Bats and our “Belfry”

The roof of the Stanley Park Dining Pavilion will be replaced over the next few months. What does that mean for the little brown bat colony that resides under it in the spring and summer? Our Conservation Projects Manager, Vanessa Sadler, explains….

The Stanley Park Dining Pavilion (Photo: Michael Schmidt)

The little brown Myotis (Myotis lucifugus), or little brown bat, is one of five bat species that has been documented in Stanley Park. Every spring, around mid-April, females return to the maternity colony located in the Stanley Park Dining Pavilion attic. Typically only one young is born at a time, between late May and late June. Weighing only 1.4 grams at birth, the pups are initially blind and hairless. They open their eyes around day five, are completely furred by day nine, and able to fly at about three weeks.

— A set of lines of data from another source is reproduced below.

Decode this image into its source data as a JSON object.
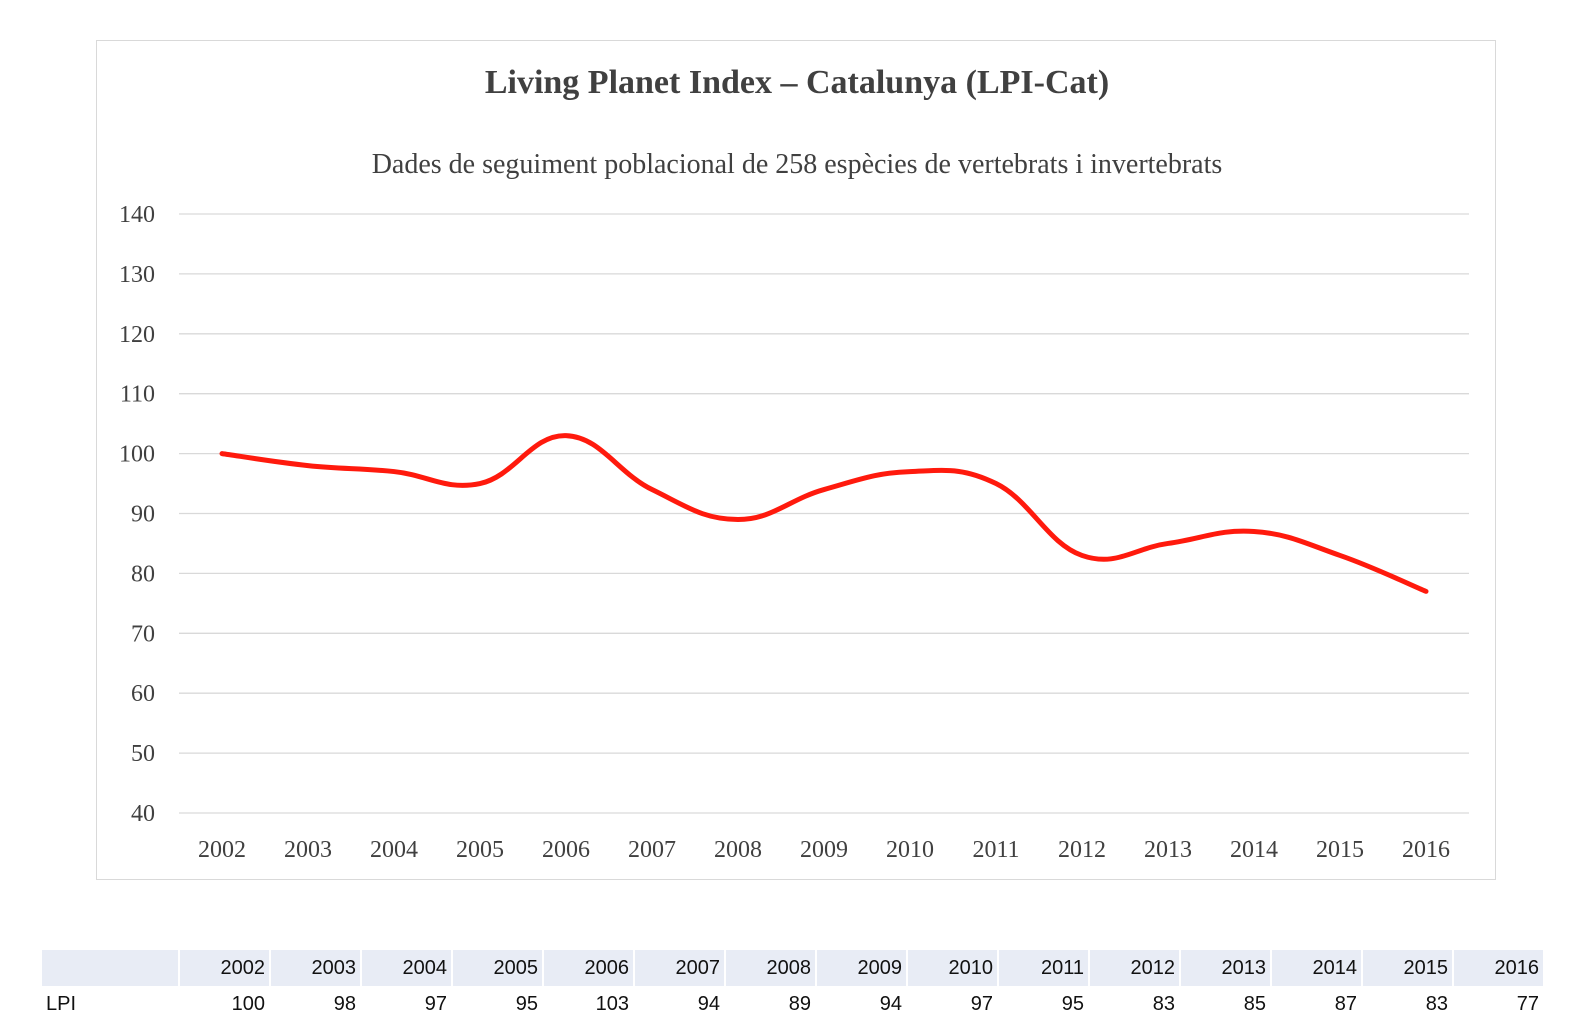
{
  "chart_data": {
    "type": "line",
    "title": "Living Planet Index – Catalunya (LPI-Cat)",
    "subtitle": "Dades de seguiment poblacional de 258 espècies de vertebrats i invertebrats",
    "x": [
      "2002",
      "2003",
      "2004",
      "2005",
      "2006",
      "2007",
      "2008",
      "2009",
      "2010",
      "2011",
      "2012",
      "2013",
      "2014",
      "2015",
      "2016"
    ],
    "series": [
      {
        "values": [
          100,
          98,
          97,
          95,
          103,
          94,
          89,
          94,
          97,
          95,
          83,
          85,
          87,
          83,
          77
        ]
      }
    ],
    "ylim": [
      40,
      140
    ],
    "yticks": [
      "40",
      "50",
      "60",
      "70",
      "80",
      "90",
      "100",
      "110",
      "120",
      "130",
      "140"
    ],
    "grid": true,
    "line_color": "#ff1a0d"
  },
  "table": {
    "row_label": "LPI",
    "years": [
      "2002",
      "2003",
      "2004",
      "2005",
      "2006",
      "2007",
      "2008",
      "2009",
      "2010",
      "2011",
      "2012",
      "2013",
      "2014",
      "2015",
      "2016"
    ],
    "values": [
      "100",
      "98",
      "97",
      "95",
      "103",
      "94",
      "89",
      "94",
      "97",
      "95",
      "83",
      "85",
      "87",
      "83",
      "77"
    ]
  }
}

Female little brown Myotis show a relatively high degree of fidelity to their maternity colonies, and may use anthropogenic structures and sites for 50 years or more. These roosts provide thermal regulation, shelter from weather and predation, and can be sites for social interaction. The maternity colony at the Stanley Park Dining Pavilion was discovered in 2007 and emergence counts have been conducted since 2009. A record of 341 bats were documented emerging from the attic in 2017!

Little brown Myotis was emergency listed as Endangered on Schedule 1 of the federal Species at Risk Act in 2014 because of sudden and dramatic population declines across the eastern portions of its range. The biggest threat to the survival and recovery of little brown Myotis is the fungal disease known as white-nose syndrome. It was first discovered in a cave in the state of New York in the winter of 2006 and is now found east of the Mississippi in the United States and east of Manitoba in Canada. The first case in western North America was detected in March 2016 in the state of Washington. Affecting hibernating bats, white-nose syndrome has killed more than 5.7 million bats in eastern North America since 2006.

Little brown bat with white nose syndrome (Photo: By Marvin Moriarty/USFWS – https://commons.wikimedia.org/w/index.php?curid=8126465)

White-nose syndrome has not yet been documented in British Columbia; however, there are other threats to little brown Myotis such as habitat loss or degradation, disturbance or harm, climate change, and pesticide use. As with other bat species, the little brown Myotis is an important part of the food web, contributing to controlling insect numbers during its evening feeding forays. To minimize disturbance to the Stanley Park Dining Pavilion maternity colony, scheduled roofing work will occur during the winter months and be completed before the bats return in mid-April. In addition, Stanley Park Ecology Society will coordinate the placement of bat boxes throughout the Park to provide additional habitat for this species at risk.